Source: Sony via AppleInsider
07-23-2013, 12:14 AM #2
As a professional and lifelong audio enthusiast, I cannot stress enough how completely revolutionary this software is. It is by no means a replacement for traditional audio editing and digital audio software, but it is more useful as an extension of those tools that can do certain manipulations to a sound recording which would have been considered impossible only a few years back.
I only hope that the more experienced veteran engineers are willing to learn the benefits of this new software and see it for what it truly can be.
07-23-2013, 01:45 AM #3
This sounds revolutionary.
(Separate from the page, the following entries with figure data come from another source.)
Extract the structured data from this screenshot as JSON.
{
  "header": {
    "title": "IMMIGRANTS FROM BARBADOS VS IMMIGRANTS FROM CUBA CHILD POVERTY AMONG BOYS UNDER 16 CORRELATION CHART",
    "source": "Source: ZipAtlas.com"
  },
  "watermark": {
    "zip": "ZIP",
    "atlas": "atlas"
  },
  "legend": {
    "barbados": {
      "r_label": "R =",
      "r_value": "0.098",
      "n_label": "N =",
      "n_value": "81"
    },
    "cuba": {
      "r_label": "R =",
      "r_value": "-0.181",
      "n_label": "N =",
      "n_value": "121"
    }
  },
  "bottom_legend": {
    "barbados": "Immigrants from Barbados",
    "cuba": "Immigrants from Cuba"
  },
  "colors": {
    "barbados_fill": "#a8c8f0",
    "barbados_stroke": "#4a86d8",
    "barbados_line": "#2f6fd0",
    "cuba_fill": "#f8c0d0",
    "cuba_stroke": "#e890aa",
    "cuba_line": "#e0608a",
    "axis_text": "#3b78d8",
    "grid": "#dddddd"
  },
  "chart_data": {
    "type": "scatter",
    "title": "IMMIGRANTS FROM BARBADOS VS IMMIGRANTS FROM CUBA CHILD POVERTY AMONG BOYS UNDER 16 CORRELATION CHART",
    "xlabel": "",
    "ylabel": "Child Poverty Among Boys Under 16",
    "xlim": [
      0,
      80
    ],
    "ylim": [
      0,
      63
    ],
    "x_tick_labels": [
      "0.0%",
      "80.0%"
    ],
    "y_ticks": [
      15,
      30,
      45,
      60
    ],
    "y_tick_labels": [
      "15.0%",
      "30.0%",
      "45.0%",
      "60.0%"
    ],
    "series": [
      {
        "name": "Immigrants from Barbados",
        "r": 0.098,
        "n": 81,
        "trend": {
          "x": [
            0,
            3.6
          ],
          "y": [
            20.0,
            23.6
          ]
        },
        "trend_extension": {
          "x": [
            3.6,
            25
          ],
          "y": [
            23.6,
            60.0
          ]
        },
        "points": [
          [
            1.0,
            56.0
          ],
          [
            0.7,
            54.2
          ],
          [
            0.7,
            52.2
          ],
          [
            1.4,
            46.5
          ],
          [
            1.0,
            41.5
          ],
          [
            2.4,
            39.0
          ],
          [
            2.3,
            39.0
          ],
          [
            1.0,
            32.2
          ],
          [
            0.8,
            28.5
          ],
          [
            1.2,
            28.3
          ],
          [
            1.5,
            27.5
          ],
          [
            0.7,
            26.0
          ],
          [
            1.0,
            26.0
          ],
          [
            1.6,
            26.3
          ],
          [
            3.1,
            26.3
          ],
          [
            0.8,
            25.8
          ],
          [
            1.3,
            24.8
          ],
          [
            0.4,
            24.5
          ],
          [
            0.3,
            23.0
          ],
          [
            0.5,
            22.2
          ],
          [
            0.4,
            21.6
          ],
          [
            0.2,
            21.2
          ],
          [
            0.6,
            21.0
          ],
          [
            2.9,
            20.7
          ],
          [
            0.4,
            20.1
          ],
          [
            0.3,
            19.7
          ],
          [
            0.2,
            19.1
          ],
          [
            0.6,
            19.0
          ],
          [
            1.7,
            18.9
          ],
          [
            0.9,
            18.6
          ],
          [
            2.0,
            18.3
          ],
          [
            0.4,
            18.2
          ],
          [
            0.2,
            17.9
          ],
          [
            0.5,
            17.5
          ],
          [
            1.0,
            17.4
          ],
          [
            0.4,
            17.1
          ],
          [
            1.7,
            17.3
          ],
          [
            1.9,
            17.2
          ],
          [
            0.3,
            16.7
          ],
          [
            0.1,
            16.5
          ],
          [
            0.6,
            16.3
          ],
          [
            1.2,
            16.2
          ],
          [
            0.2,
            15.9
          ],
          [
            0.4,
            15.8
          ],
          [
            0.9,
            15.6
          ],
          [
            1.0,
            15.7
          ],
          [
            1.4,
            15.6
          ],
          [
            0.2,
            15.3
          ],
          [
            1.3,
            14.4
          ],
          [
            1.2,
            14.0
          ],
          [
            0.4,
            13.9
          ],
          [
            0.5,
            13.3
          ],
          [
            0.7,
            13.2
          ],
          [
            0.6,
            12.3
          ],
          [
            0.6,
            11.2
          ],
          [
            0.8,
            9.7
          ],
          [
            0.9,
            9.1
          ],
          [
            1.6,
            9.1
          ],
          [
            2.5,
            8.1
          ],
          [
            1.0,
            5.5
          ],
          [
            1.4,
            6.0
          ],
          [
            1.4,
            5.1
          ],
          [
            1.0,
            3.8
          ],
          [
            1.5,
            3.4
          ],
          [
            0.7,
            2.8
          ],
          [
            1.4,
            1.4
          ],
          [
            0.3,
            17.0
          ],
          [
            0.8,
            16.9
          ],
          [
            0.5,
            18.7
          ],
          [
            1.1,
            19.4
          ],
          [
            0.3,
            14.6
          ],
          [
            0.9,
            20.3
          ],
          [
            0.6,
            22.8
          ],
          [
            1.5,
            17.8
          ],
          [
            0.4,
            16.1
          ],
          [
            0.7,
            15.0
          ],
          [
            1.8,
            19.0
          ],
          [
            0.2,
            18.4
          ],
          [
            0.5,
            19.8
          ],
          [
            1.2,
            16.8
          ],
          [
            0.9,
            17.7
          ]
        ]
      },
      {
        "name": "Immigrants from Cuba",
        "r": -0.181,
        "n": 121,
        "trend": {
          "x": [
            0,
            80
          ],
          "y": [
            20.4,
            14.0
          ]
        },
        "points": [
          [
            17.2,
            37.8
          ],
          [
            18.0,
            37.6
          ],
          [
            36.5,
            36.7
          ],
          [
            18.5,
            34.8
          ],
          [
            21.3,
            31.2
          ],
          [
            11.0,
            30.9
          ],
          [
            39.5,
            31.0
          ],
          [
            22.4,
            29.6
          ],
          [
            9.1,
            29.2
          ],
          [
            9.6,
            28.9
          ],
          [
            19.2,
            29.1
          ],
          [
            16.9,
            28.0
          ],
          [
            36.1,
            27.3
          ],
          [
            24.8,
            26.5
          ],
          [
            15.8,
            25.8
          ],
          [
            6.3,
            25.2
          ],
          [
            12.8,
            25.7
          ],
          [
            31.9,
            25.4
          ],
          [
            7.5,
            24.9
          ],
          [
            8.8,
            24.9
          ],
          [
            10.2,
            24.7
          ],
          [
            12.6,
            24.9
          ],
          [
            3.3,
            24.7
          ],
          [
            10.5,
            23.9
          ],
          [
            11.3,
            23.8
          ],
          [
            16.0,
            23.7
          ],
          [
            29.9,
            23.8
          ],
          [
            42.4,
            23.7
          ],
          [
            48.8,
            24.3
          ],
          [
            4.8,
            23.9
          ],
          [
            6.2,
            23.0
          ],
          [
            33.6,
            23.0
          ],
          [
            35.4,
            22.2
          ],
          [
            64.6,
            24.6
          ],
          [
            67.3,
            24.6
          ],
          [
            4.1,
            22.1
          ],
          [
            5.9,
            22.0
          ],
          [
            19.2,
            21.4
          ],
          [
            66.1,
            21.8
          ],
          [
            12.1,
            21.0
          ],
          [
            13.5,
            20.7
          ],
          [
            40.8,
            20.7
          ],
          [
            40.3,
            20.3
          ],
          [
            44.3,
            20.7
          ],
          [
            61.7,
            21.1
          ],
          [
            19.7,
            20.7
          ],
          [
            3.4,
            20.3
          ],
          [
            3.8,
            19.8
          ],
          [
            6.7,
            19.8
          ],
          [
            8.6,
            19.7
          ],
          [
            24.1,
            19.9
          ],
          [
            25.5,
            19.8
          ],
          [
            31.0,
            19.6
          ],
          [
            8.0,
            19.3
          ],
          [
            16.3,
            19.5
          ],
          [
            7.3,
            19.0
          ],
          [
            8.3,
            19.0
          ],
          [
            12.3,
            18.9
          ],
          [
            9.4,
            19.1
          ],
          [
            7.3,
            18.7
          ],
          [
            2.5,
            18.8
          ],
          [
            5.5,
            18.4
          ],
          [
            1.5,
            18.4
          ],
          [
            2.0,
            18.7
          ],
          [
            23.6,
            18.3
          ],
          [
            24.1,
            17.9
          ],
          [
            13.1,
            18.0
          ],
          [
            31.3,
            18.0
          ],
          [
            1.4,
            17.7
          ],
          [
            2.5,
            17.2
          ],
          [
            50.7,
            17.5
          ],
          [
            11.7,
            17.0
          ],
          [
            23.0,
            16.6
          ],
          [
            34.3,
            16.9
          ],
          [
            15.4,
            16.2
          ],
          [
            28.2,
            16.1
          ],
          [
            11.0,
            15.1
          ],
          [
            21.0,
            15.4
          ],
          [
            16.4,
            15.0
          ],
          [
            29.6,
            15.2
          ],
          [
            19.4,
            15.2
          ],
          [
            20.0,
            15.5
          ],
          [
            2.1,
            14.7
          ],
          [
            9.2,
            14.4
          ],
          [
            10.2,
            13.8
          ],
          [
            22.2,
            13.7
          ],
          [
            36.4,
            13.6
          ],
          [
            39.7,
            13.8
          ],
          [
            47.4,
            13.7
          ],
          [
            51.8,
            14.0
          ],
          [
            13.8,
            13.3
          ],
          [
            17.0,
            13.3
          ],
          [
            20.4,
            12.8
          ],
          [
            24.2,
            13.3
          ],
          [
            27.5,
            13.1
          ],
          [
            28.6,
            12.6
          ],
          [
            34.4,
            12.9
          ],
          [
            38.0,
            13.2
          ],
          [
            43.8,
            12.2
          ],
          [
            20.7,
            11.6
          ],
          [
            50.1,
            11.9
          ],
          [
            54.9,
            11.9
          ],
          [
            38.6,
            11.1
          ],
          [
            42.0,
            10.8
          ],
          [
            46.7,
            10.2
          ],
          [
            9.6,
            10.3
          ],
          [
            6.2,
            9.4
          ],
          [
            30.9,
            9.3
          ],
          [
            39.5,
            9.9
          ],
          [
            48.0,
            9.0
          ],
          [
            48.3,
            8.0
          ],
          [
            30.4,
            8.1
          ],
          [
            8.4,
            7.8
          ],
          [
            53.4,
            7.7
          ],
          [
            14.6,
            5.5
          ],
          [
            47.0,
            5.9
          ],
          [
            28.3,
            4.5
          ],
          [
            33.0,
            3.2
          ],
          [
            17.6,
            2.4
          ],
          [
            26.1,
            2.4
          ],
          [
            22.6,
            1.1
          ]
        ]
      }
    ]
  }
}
Only problem is the pricing. Even "pros" and pros don't want to pay that much but others will. It's a give and take scenario. Hopefully there will be videos up on YouTube to make the not so pros like me decide to dish out the money or not. Sounds wonderful though.
07-24-2013, 12:38 AM #4
With that said, the original developer did release a demo as well as many pre-release videos, I;m sure you can find these still and try it for yourself.
One thing this software has been used for is the extraction and separation of elements in recordings which only exist in mono. Using this photoshop-like editing, patterns and objects in the spectrum can be painstakingly drawn out and removed to a separate layer. As opposed to fake-stereo processes of the past which involved reverb and equalization-based rechannelling (always sounded horrible compared to the true mono, made the music sound like it was in a tunnel, and was always a big mistake/waste of time) this new process can create some extremely convincing stereo versions of these songs. Since they are digital extractions, one can argue whether or not this is "true stereo". In all honesty, it's not any more false than your standard multitracked stereo recording.